Images were analysed using ImageJ software (NIH) and various custom macros. A bleach correcting macro (corr_bleach050405; J. Rietdorf, EMBL, Heidelberg, Germany) was applied to separate channels before merging to create a composite image. An image stabiliser macro (Image_stabilizer.class, K. Li, ‘The image stabilizer plugin for ImageJ’, http://www.cs.cmu.edu/~kangli/code/Image_Stabilizer.html, February, 2008) was applied to correct for field drift. Dynamic MT growth rate was calculated by measuring the increase in MT length over time. MT catastrophe frequency was determined for a single growing MT by dividing the number of catastrophe events observed by the total duration of the growth period. To characterise GFP-tagged kinesin-8 behaviour on taxol-stabilised MTs, kymographs were generated for each MT and run events of kinesin-8 complex were analysed. Processive runs were classed as those showing smooth, constant and directed movement, which also allowed assignment of the plus end because WT kinesin-8 is plus-end-directed. Diffusive runs were characterised by stochastic back and forth continued movement on the MT. Note that diffusive runs exhibited an overall directionality for the plus end. In the event that the GFP signal bound to the MT but did not display any movement over time, the run was classified as static. Only runs proceeding for 3 s or more (three pixels) were included for characterisation.
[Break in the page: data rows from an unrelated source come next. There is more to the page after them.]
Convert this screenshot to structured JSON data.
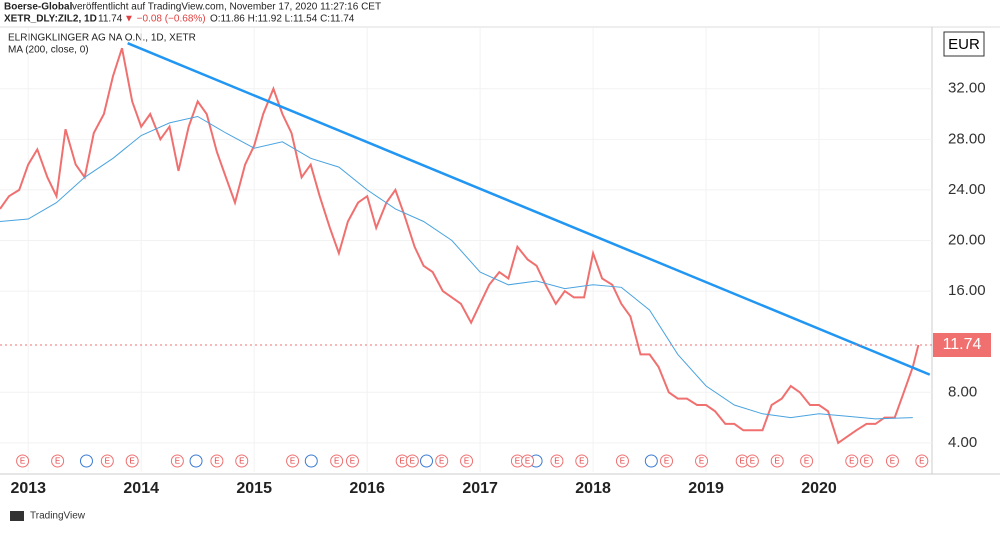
{
  "header": {
    "publisher": "Boerse-Global",
    "published": "veröffentlicht auf TradingView.com, November 17, 2020 11:27:16 CET",
    "symbol": "XETR_DLY:ZIL2, 1D",
    "last": "11.74",
    "change": "▼ −0.08 (−0.68%)",
    "ohlc": "O:11.86 H:11.92 L:11.54 C:11.74"
  },
  "footer": "TradingView",
  "chart_data": {
    "type": "line",
    "currency": "EUR",
    "x": [
      2012.75,
      2012.83,
      2012.92,
      2013.0,
      2013.08,
      2013.17,
      2013.25,
      2013.33,
      2013.42,
      2013.5,
      2013.58,
      2013.67,
      2013.75,
      2013.83,
      2013.92,
      2014.0,
      2014.08,
      2014.17,
      2014.25,
      2014.33,
      2014.42,
      2014.5,
      2014.58,
      2014.67,
      2014.75,
      2014.83,
      2014.92,
      2015.0,
      2015.08,
      2015.17,
      2015.25,
      2015.33,
      2015.42,
      2015.5,
      2015.58,
      2015.67,
      2015.75,
      2015.83,
      2015.92,
      2016.0,
      2016.08,
      2016.17,
      2016.25,
      2016.33,
      2016.42,
      2016.5,
      2016.58,
      2016.67,
      2016.75,
      2016.83,
      2016.92,
      2017.0,
      2017.08,
      2017.17,
      2017.25,
      2017.33,
      2017.42,
      2017.5,
      2017.58,
      2017.67,
      2017.75,
      2017.83,
      2017.92,
      2018.0,
      2018.08,
      2018.17,
      2018.25,
      2018.33,
      2018.42,
      2018.5,
      2018.58,
      2018.67,
      2018.75,
      2018.83,
      2018.92,
      2019.0,
      2019.08,
      2019.17,
      2019.25,
      2019.33,
      2019.42,
      2019.5,
      2019.58,
      2019.67,
      2019.75,
      2019.83,
      2019.92,
      2020.0,
      2020.08,
      2020.17,
      2020.25,
      2020.33,
      2020.42,
      2020.5,
      2020.58,
      2020.67,
      2020.75,
      2020.83,
      2020.88
    ],
    "series": [
      {
        "name": "ELRINGKLINGER AG NA O.N., 1D, XETR",
        "color": "#f07070",
        "values": [
          22.5,
          23.5,
          24,
          26,
          27.2,
          25,
          23.5,
          28.8,
          26,
          25,
          28.5,
          30,
          33,
          35.2,
          31,
          29,
          30,
          28,
          29,
          25.5,
          29,
          31,
          30,
          27,
          25,
          23,
          26,
          27.5,
          30,
          32,
          30,
          28.5,
          25,
          26,
          23.5,
          21,
          19,
          21.5,
          23,
          23.5,
          21,
          23,
          24,
          22,
          19.5,
          18,
          17.5,
          16,
          15.5,
          15,
          13.5,
          15,
          16.5,
          17.5,
          17,
          19.5,
          18.5,
          18,
          16.5,
          15,
          16,
          15.5,
          15.5,
          19,
          17,
          16.5,
          15,
          14,
          11,
          11,
          10,
          8,
          7.5,
          7.5,
          7,
          7,
          6.5,
          5.5,
          5.5,
          5,
          5,
          5,
          7,
          7.5,
          8.5,
          8,
          7,
          7,
          6.5,
          4,
          4.5,
          5,
          5.5,
          5.5,
          6,
          6,
          8,
          10,
          11.74
        ]
      },
      {
        "name": "MA (200, close, 0)",
        "color": "#4aa3df",
        "x": [
          2012.75,
          2013.0,
          2013.25,
          2013.5,
          2013.75,
          2014.0,
          2014.25,
          2014.5,
          2014.75,
          2015.0,
          2015.25,
          2015.5,
          2015.75,
          2016.0,
          2016.25,
          2016.5,
          2016.75,
          2017.0,
          2017.25,
          2017.5,
          2017.75,
          2018.0,
          2018.25,
          2018.5,
          2018.75,
          2019.0,
          2019.25,
          2019.5,
          2019.75,
          2020.0,
          2020.25,
          2020.5,
          2020.83
        ],
        "values": [
          21.5,
          21.7,
          23,
          25,
          26.5,
          28.3,
          29.3,
          29.8,
          28.5,
          27.3,
          27.8,
          26.5,
          25.8,
          24,
          22.5,
          21.5,
          20,
          17.5,
          16.5,
          16.8,
          16.2,
          16.5,
          16.3,
          14.5,
          11,
          8.5,
          7,
          6.3,
          6,
          6.3,
          6.1,
          5.9,
          6.0
        ]
      }
    ],
    "trendline": {
      "x": [
        2013.88,
        2020.98
      ],
      "values": [
        35.6,
        9.4
      ],
      "color": "#2196f3"
    },
    "last_value": 11.74,
    "event_label": "E",
    "events": [
      2012.95,
      2013.26,
      2013.7,
      2013.92,
      2014.32,
      2014.67,
      2014.89,
      2015.34,
      2015.73,
      2015.87,
      2016.31,
      2016.4,
      2016.66,
      2016.88,
      2017.33,
      2017.42,
      2017.68,
      2017.9,
      2018.26,
      2018.65,
      2018.96,
      2019.32,
      2019.41,
      2019.63,
      2019.89,
      2020.29,
      2020.42,
      2020.65,
      2020.91
    ],
    "dividends": [
      2013.48,
      2014.45,
      2015.47,
      2016.49,
      2017.46,
      2018.48
    ],
    "xlim": [
      2012.75,
      2021.0
    ],
    "ylim": [
      1.7,
      36.8
    ],
    "xticks": [
      2013,
      2014,
      2015,
      2016,
      2017,
      2018,
      2019,
      2020
    ],
    "yticks": [
      {
        "value": 4,
        "label": "4.00"
      },
      {
        "value": 8,
        "label": "8.00"
      },
      {
        "value": 16,
        "label": "16.00"
      },
      {
        "value": 20,
        "label": "20.00"
      },
      {
        "value": 24,
        "label": "24.00"
      },
      {
        "value": 28,
        "label": "28.00"
      },
      {
        "value": 32,
        "label": "32.00"
      }
    ]
  }
}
In all experiments where statistical data are presented, sample sizes are given as numbers next to each data set on graphs. Statistical evaluation was performed using Prism (GraphPad Software, San Diego, CA, USA). All P-values were from two-tailed Mann–Whitney tests, unless otherwise stated.
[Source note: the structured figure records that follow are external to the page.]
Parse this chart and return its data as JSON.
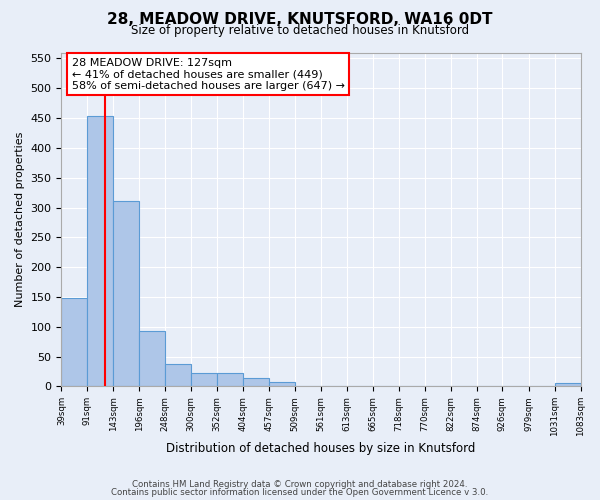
{
  "title_line1": "28, MEADOW DRIVE, KNUTSFORD, WA16 0DT",
  "title_line2": "Size of property relative to detached houses in Knutsford",
  "xlabel": "Distribution of detached houses by size in Knutsford",
  "ylabel": "Number of detached properties",
  "bar_left_edges": [
    39,
    91,
    143,
    196,
    248,
    300,
    352,
    404,
    457,
    509,
    561,
    613,
    665,
    718,
    770,
    822,
    874,
    926,
    979,
    1031
  ],
  "bar_heights": [
    148,
    454,
    311,
    93,
    38,
    22,
    22,
    14,
    8,
    0,
    0,
    0,
    0,
    0,
    0,
    0,
    0,
    0,
    0,
    6
  ],
  "bin_width": 52,
  "bar_color": "#aec6e8",
  "bar_edge_color": "#5b9bd5",
  "x_tick_labels": [
    "39sqm",
    "91sqm",
    "143sqm",
    "196sqm",
    "248sqm",
    "300sqm",
    "352sqm",
    "404sqm",
    "457sqm",
    "509sqm",
    "561sqm",
    "613sqm",
    "665sqm",
    "718sqm",
    "770sqm",
    "822sqm",
    "874sqm",
    "926sqm",
    "979sqm",
    "1031sqm",
    "1083sqm"
  ],
  "ylim": [
    0,
    560
  ],
  "yticks": [
    0,
    50,
    100,
    150,
    200,
    250,
    300,
    350,
    400,
    450,
    500,
    550
  ],
  "red_line_x": 127,
  "annotation_title": "28 MEADOW DRIVE: 127sqm",
  "annotation_line1": "← 41% of detached houses are smaller (449)",
  "annotation_line2": "58% of semi-detached houses are larger (647) →",
  "footer_line1": "Contains HM Land Registry data © Crown copyright and database right 2024.",
  "footer_line2": "Contains public sector information licensed under the Open Government Licence v 3.0.",
  "background_color": "#e8eef8",
  "plot_background": "#e8eef8",
  "grid_color": "#ffffff"
}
We are grateful to Iain Hagan, Kazunori Kume, J. Richard McIntosh, Jonathan Millar, Silke Hauf and the cell cycle lab at the Francis Crick Institute for reagents equipment and useful suggestions. We thank Paul Nurse for his kind support, laboratory space and reagents. We thank Jacky Hayles for critical reading of the manuscript and Masashi Yukawa for helping with preparation of figures. We are also grateful to Thomas Surrey for his generosity, encouragement and inspiring discussion.